Harper Macleod has increased its headcount this year – across both its client advisory and business services elements of its business – backed up by growth in a challenging economy.
And it has seen its largest ever trainee intake. Darroch says: “We’ve always placed great emphasis on ‘growing our own’, in part to make us more resilient to some of the recruitment challenges, but also to create our leaders of tomorrow.”
Peter Lawson, chairman of Burness Paull, says law firms sell the skills and expertise of their lawyers, supported by those in business services roles, so the attraction, development and retention of talent is and always will be key.
“We seek to attract and retain the very best talent and we are confident that our regular salary reviews and remuneration levels support this aim,” he adds.
Stuart McMillan, Edinburgh-based banking and finance partner at Burges Salmon, says that since the firm launched its office in the Capital in 2019, it has seen significant growth and now has more than 70 people in the city.

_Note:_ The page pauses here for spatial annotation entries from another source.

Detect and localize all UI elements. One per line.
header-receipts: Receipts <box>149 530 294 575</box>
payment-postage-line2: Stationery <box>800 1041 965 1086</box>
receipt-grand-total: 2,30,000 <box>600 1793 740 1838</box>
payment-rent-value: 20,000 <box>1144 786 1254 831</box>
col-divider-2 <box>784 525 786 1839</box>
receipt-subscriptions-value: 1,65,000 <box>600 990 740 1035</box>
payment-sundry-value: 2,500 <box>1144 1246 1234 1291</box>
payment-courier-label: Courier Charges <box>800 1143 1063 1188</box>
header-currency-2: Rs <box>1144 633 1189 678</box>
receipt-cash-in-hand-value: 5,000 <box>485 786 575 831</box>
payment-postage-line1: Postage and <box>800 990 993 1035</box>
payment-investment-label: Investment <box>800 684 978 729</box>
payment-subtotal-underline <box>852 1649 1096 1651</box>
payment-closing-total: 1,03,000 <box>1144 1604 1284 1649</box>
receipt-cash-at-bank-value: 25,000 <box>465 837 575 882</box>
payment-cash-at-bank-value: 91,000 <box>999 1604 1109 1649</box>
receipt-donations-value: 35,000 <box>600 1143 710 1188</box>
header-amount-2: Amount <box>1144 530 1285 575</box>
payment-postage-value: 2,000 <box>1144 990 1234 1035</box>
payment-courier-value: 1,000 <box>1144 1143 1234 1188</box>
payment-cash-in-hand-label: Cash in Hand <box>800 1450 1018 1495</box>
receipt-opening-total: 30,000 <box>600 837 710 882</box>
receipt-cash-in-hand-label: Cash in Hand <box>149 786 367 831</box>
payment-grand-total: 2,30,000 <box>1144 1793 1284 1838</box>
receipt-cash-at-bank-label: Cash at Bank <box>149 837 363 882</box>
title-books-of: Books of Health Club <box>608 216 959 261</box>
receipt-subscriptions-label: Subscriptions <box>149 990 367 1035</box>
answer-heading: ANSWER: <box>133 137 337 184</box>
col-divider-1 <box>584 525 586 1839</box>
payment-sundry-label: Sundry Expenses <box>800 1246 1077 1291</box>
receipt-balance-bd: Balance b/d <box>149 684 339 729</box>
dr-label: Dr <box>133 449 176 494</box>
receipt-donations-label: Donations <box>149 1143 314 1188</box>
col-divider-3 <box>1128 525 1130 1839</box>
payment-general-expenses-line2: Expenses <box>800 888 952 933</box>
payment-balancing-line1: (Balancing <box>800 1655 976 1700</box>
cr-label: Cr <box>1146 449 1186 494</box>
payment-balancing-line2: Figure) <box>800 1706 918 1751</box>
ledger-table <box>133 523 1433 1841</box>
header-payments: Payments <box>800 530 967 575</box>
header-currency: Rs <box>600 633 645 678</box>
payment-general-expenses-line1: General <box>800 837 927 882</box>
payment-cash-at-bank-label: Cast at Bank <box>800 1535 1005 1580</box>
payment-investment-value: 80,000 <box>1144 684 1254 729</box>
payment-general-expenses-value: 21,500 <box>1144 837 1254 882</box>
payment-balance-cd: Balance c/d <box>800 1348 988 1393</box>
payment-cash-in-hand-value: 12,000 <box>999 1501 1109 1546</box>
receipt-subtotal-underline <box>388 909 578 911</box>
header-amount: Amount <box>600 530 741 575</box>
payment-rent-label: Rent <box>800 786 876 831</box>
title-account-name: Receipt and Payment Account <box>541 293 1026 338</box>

He says: “We also made a number of high-profile lateral hires to strengthen our capabilities across the planning, banking, employment and restructuring and insolvency practices, with our Edinburgh team advising on many projects with a national significance.”
Looking at other trends and developments over the past year, various sectors have been keeping law firms busy as they overcome bumps in the market.
Armstrong says that in the real estate sector, Dentons has been engaged in both development and investment work, reflecting the growth of the Scottish property market. Meanwhile, its competition practice has been addressing merger control and contentious competition matters, helping clients navigate evolving regulatory landscapes.
Chalmers notes that some parts of the real estate market, notably hotels, serviced apartments and purpose-built student accommodation, are very active at present, particularly in Edinburgh – as is the care home sector.
But he adds “The current state of the market, where we continue to face uncertainty over inflation and interest rates, has had a detrimental impact on the overall commercial real estate sector. Buyers want a bargain but there’s not much evidence yet of forced sales. Developers are also being cautious due to uncertainty around labour and materials costs.
“On a more positive note, house building has held up pretty strongly, but is now beginning to show signs that the interest rate rises are taking effect. This is beginning to create a slowdown in new-build sales with some housebuilders pulling out of land deals to preserve cash.”
Lawson describes the transactional market as relatively subdued due to inflation, rising interest rates and general market uncertainty, but he adds that Burness Paull has remained busy. He says strengths in corporate finance, real estate, banking and funds, dispute resolution, and employment continued to underpin the firm’s revenue in its 2022-23 financial year.
Lawson adds: “However, we’re also seeing considerable benefits from our diversification strategy, which has seen us enter or strengthen key growth areas – such as technology, financial services regulation, restructuring and insolvency, cyber and data security, family law, private client, and immigration – all of which saw double-digit percentage increases in fee income during our most recent financial year.”